Sweden proposed exempts on deposits limits for online gambling on race betting, but the local industry group says the facts don’t support this plan.
Last Friday, Social Security Minister Ardalan Shekarabi announced a change to his April proposal of a SEK 5,000 limit on online gambling deposits and losses, plus a SEK 100 limit for online bonus offers. Shekarabi said he was open to applying the limits only to online casino sites, exempting race and sports betting sites, with the policy intended to take effect on July 2.
Shekarabi declared that protecting consumers has been his main focus and that making changes to his plan is not a problem, as long as they are applied only to “games that, according to research, have the greatest risk of problem gambling, namely online casino.”
The changes are questioned by Branschföreningen för Onlinespel (BOS), Sweden’s online gambling industry group, who called them “incomprehensible from a consumer protection perspective.”
BOS cited recent data from Sweden’s Spelinspektionen regulator that locally licensed online gambling operators’ turnover hadn’t increased during the pandemic lockdown. Meanwhile, data from the Swedish Tax Agency indicated that betting on horseracing – which is dominated by the state-run Ab Trav Och Galopp (ATG) – rose 37% from March to April to the highest level recorded since the regulated market’s launch in January 2019.

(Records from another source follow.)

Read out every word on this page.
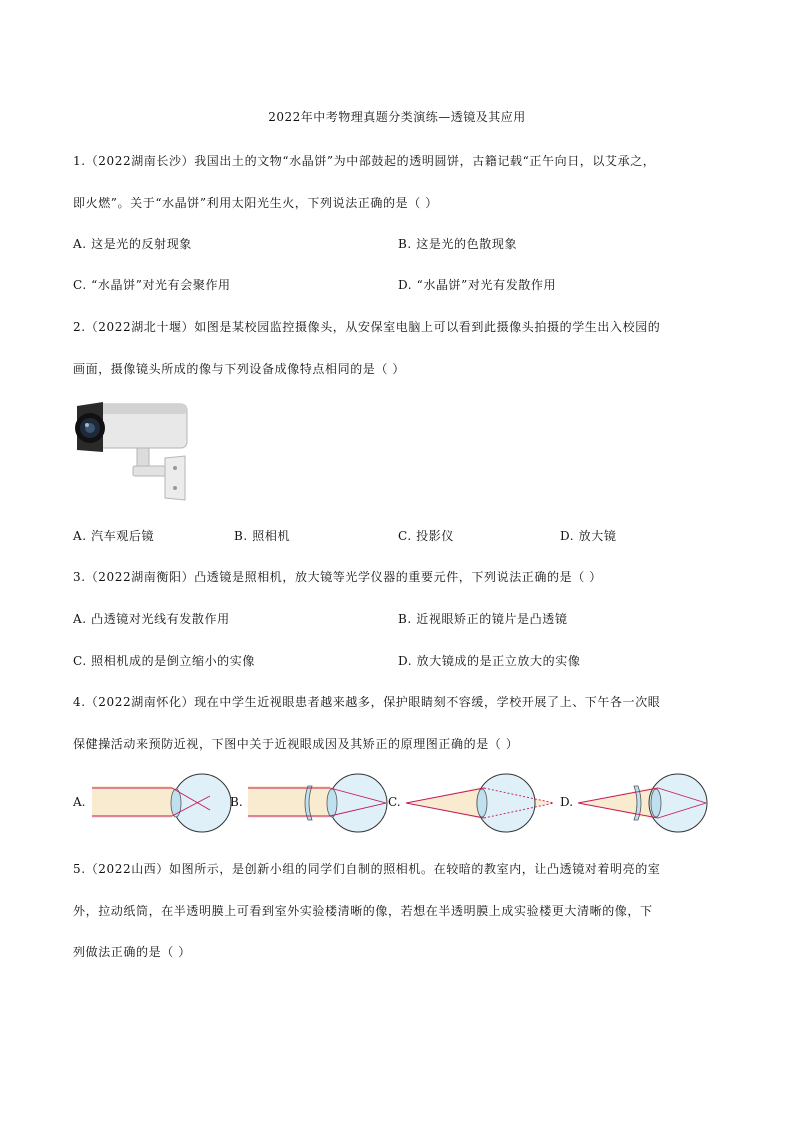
2022年中考物理真题分类演练—透镜及其应用
1.（2022湖南长沙）我国出土的文物“水晶饼”为中部鼓起的透明圆饼，古籍记载“正午向日，以艾承之，
即火燃”。关于“水晶饼”利用太阳光生火，下列说法正确的是（ ）
A. 这是光的反射现象	B. 这是光的色散现象
C. “水晶饼”对光有会聚作用	D. “水晶饼”对光有发散作用
2.（2022湖北十堰）如图是某校园监控摄像头，从安保室电脑上可以看到此摄像头拍摄的学生出入校园的
画面，摄像镜头所成的像与下列设备成像特点相同的是（ ）
A. 汽车观后镜	B. 照相机	C. 投影仪	D. 放大镜
3.（2022湖南衡阳）凸透镜是照相机，放大镜等光学仪器的重要元件，下列说法正确的是（ ）
A. 凸透镜对光线有发散作用	B. 近视眼矫正的镜片是凸透镜
C. 照相机成的是倒立缩小的实像	D. 放大镜成的是正立放大的实像
4.（2022湖南怀化）现在中学生近视眼患者越来越多，保护眼睛刻不容缓，学校开展了上、下午各一次眼
保健操活动来预防近视，下图中关于近视眼成因及其矫正的原理图正确的是（ ）
A.	B.	C.	D.
5.（2022山西）如图所示，是创新小组的同学们自制的照相机。在较暗的教室内，让凸透镜对着明亮的室
外，拉动纸筒，在半透明膜上可看到室外实验楼清晰的像，若想在半透明膜上成实验楼更大清晰的像，下
列做法正确的是（ ）
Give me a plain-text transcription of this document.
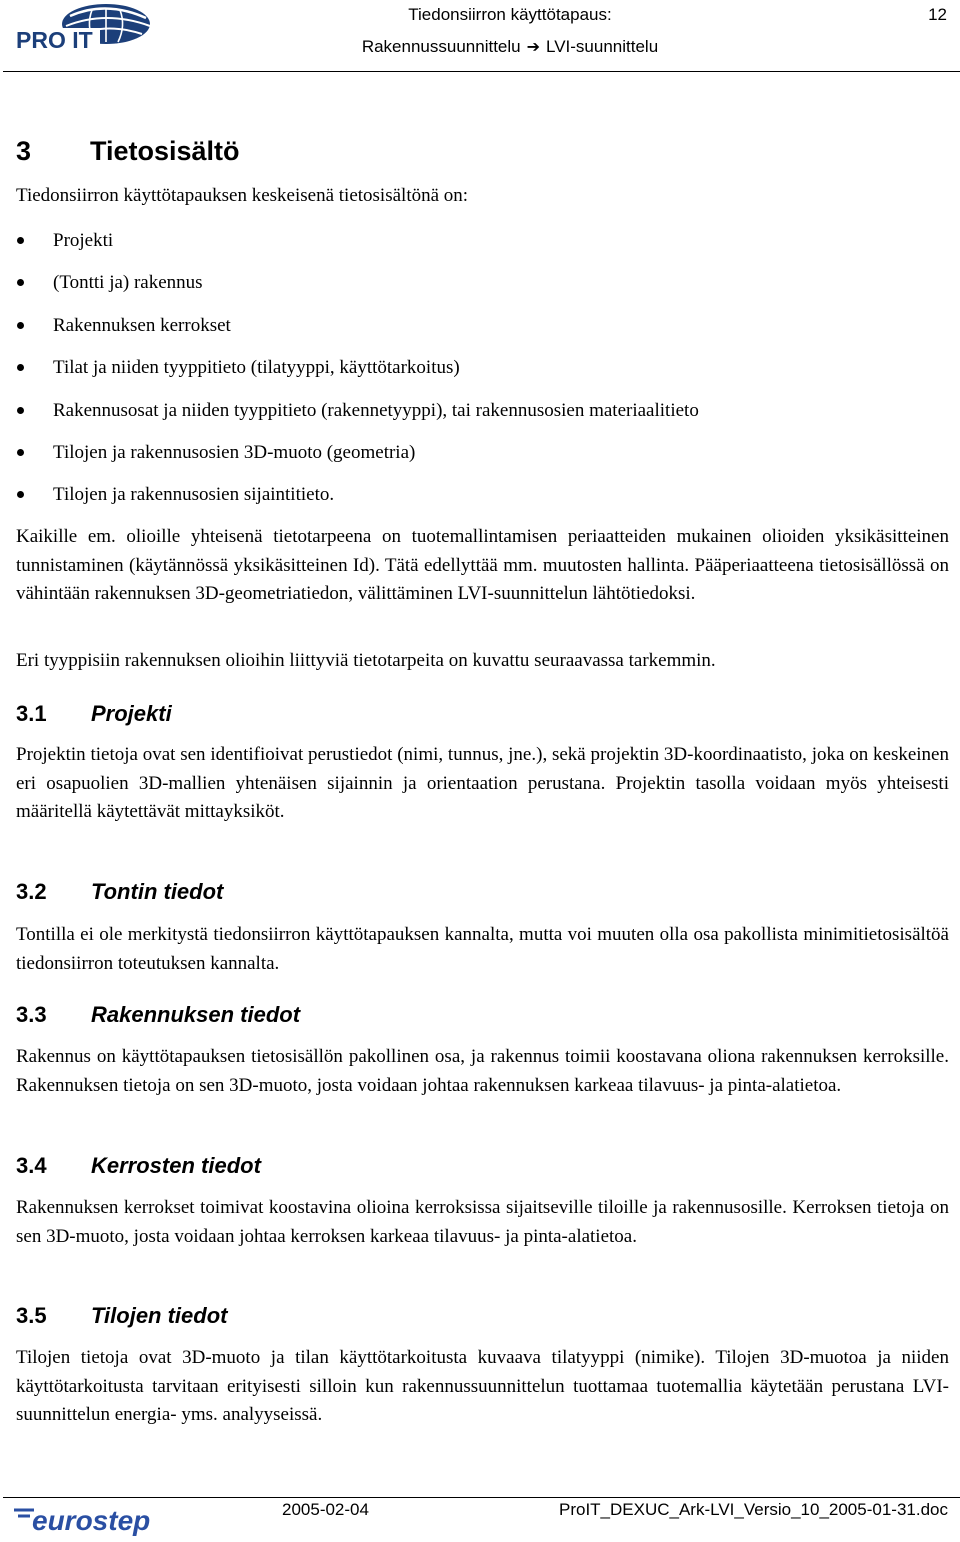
PRO IT
Tiedonsiirron käyttötapaus:
Rakennussuunnittelu ➔ LVI-suunnittelu
12
3 Tietosisältö

Tiedonsiirron käyttötapauksen keskeisenä tietosisältönä on:

Projekti
(Tontti ja) rakennus
Rakennuksen kerrokset
Tilat ja niiden tyyppitieto (tilatyyppi, käyttötarkoitus)
Rakennusosat ja niiden tyyppitieto (rakennetyyppi), tai rakennusosien materiaalitieto
Tilojen ja rakennusosien 3D-muoto (geometria)
Tilojen ja rakennusosien sijaintitieto.

Kaikille em. olioille yhteisenä tietotarpeena on tuotemallintamisen periaatteiden mukainen olioiden yksikäsitteinen tunnistaminen (käytännössä yksikäsitteinen Id). Tätä edellyttää mm. muutosten hallinta. Pääperiaatteena tietosisällössä on vähintään rakennuksen 3D-geometriatiedon, välittäminen LVI-suunnittelun lähtötiedoksi.

Eri tyyppisiin rakennuksen olioihin liittyviä tietotarpeita on kuvattu seuraavassa tarkemmin.

3.1 Projekti

Projektin tietoja ovat sen identifioivat perustiedot (nimi, tunnus, jne.), sekä projektin 3D-koordinaatisto, joka on keskeinen eri osapuolien 3D-mallien yhtenäisen sijainnin ja orientaation perustana. Projektin tasolla voidaan myös yhteisesti määritellä käytettävät mittayksiköt.

3.2 Tontin tiedot

Tontilla ei ole merkitystä tiedonsiirron käyttötapauksen kannalta, mutta voi muuten olla osa pakollista minimitietosisältöä tiedonsiirron toteutuksen kannalta.

3.3 Rakennuksen tiedot

Rakennus on käyttötapauksen tietosisällön pakollinen osa, ja rakennus toimii koostavana oliona rakennuksen kerroksille. Rakennuksen tietoja on sen 3D-muoto, josta voidaan johtaa rakennuksen karkeaa tilavuus- ja pinta-alatietoa.

3.4 Kerrosten tiedot

Rakennuksen kerrokset toimivat koostavina olioina kerroksissa sijaitseville tiloille ja rakennusosille. Kerroksen tietoja on sen 3D-muoto, josta voidaan johtaa kerroksen karkeaa tilavuus- ja pinta-alatietoa.

3.5 Tilojen tiedot

Tilojen tietoja ovat 3D-muoto ja tilan käyttötarkoitusta kuvaava tilatyyppi (nimike). Tilojen 3D-muotoa ja niiden käyttötarkoitusta tarvitaan erityisesti silloin kun rakennussuunnittelun tuottamaa tuotemallia käytetään perustana LVI-suunnittelun energia- yms. analyyseissä.

eurostep	2005-02-04	ProIT_DEXUC_Ark-LVI_Versio_10_2005-01-31.doc
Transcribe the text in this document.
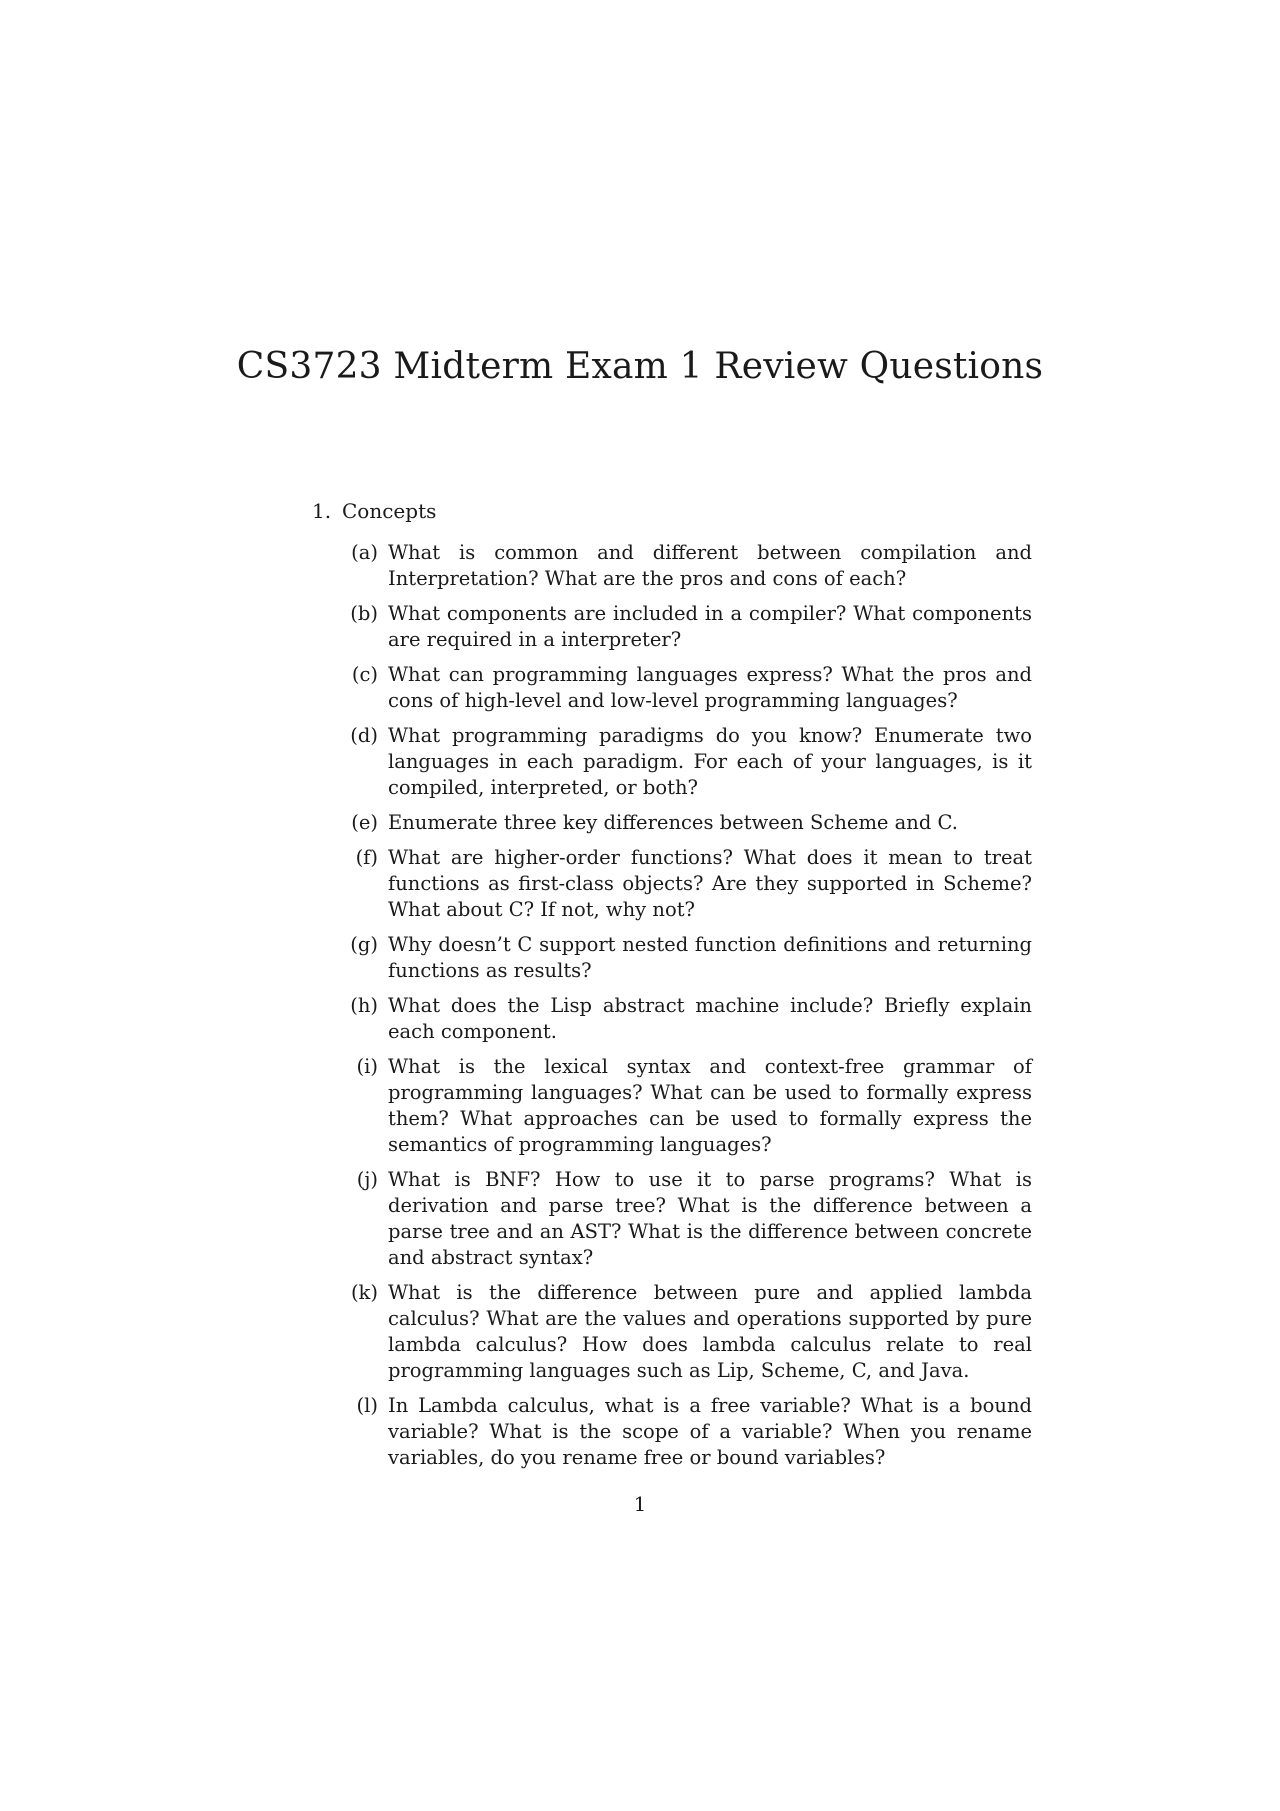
CS3723 Midterm Exam 1 Review Questions
1. Concepts
(a) What is common and different between compilation and Interpretation? What are the pros and cons of each?
(b) What components are included in a compiler? What components are required in a interpreter?
(c) What can programming languages express? What the pros and cons of high-level and low-level programming languages?
(d) What programming paradigms do you know? Enumerate two languages in each paradigm. For each of your languages, is it compiled, interpreted, or both?
(e) Enumerate three key differences between Scheme and C.
(f) What are higher-order functions? What does it mean to treat functions as first-class objects? Are they supported in Scheme? What about C? If not, why not?
(g) Why doesn’t C support nested function definitions and returning functions as results?
(h) What does the Lisp abstract machine include? Briefly explain each component.
(i) What is the lexical syntax and context-free grammar of programming languages? What can be used to formally express them? What approaches can be used to formally express the semantics of programming languages?
(j) What is BNF? How to use it to parse programs? What is derivation and parse tree? What is the difference between a parse tree and an AST? What is the difference between concrete and abstract syntax?
(k) What is the difference between pure and applied lambda calculus? What are the values and operations supported by pure lambda calculus? How does lambda calculus relate to real programming languages such as Lip, Scheme, C, and Java.
(l) In Lambda calculus, what is a free variable? What is a bound variable? What is the scope of a variable? When you rename variables, do you rename free or bound variables?
1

According to BOS CEO, Gustaf Hoffstedt, not all is on the up and up.
“Shekarabi’s proposed tweaks are not intended to affect consumer protection. They are intended to provide competitive advantages to the gaming companies in which the government has interests.”
Hoffstedt believes that the restrictions are misguided and inadequately. In fact, they will accelerate the trend of Sweden’s gamblers transferring their loyalty from locally-licensed operators to internationally sites – beyond the control of the new gaming legislation.